Focus on the future. The company announced that it has reached a strategic cooperation with leading artificial intelligence company Fourth Paradigm to jointly enter the upstream oilfield informatization service market. We are optimistic about the company's strategic cooperation prospects. On the one hand, domestic oil field information services are a blue ocean market, and the potential market space is huge; on the other hand, market sentiment is less affected by the capital expenditure of upstream oil companies, and long-term value creation can be expected.

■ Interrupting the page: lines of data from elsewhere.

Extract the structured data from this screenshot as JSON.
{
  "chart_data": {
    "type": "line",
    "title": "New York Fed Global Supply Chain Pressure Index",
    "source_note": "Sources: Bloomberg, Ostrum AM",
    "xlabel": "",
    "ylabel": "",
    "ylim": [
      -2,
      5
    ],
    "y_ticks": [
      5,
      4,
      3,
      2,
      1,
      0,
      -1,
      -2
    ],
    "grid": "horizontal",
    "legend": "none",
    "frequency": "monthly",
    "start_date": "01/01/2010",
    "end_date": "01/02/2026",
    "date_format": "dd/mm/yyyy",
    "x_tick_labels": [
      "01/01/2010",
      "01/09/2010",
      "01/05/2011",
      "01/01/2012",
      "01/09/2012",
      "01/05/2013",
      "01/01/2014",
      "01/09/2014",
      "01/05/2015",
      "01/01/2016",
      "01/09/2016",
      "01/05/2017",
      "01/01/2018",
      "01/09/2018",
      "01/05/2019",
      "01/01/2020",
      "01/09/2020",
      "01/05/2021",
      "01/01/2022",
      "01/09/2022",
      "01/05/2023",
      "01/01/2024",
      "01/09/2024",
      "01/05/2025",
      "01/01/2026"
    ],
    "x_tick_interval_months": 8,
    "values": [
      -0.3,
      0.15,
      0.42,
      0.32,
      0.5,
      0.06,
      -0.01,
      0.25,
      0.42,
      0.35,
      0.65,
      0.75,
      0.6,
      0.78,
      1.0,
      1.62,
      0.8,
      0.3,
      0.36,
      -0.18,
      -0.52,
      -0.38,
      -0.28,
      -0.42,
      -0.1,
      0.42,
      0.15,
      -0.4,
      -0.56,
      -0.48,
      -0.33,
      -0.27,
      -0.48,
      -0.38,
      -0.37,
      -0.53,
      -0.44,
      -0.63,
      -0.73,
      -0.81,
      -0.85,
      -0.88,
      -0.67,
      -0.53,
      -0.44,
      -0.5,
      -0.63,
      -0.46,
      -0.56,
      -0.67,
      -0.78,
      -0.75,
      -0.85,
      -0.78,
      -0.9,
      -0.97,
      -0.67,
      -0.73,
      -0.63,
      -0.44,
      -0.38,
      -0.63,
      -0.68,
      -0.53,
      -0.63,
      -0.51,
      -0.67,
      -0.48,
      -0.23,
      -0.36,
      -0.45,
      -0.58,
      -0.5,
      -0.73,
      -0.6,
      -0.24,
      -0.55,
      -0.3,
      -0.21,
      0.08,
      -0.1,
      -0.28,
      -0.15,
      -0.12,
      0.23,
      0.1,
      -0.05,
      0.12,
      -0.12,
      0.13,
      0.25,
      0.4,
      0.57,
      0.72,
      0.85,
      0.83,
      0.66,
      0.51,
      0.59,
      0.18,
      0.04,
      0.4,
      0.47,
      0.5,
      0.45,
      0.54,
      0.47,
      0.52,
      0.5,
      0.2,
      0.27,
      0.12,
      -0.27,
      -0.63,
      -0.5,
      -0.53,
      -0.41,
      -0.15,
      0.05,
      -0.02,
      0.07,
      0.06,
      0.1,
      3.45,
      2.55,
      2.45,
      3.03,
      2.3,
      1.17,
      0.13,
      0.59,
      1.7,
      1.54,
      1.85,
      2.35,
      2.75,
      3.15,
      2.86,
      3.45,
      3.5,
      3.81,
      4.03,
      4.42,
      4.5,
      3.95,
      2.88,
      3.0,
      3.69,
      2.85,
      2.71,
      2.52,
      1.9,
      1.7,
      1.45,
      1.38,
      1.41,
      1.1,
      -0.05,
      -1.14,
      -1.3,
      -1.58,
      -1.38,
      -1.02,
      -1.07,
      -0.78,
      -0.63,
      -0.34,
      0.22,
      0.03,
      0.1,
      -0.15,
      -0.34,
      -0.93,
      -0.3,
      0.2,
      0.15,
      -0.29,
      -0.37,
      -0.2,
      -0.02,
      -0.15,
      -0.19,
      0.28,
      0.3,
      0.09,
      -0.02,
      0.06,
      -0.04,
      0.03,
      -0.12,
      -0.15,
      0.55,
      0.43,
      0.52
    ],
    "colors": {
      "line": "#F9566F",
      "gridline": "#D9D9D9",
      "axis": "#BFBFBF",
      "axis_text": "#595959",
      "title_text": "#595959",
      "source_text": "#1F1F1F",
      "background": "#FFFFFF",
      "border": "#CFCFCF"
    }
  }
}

Maintain the buy rating. We maintain our 19-year paved earnings forecast of RMB 0.09 per share. Driven by the accelerated upward trend in the Sichuan shale gas oil service market, we raised the company's 20-year earnings per share forecast from RMB 0.15 to RMB 0.17, and our earnings per share forecast for 2021 from RMB 0.21 to RMB 0.23. We maintain our current target price of HK$1.02, which corresponds to a price-earnings ratio of 10.0 times in '19. There is 32% room for the current price to rise from the target price, maintaining the buying rating.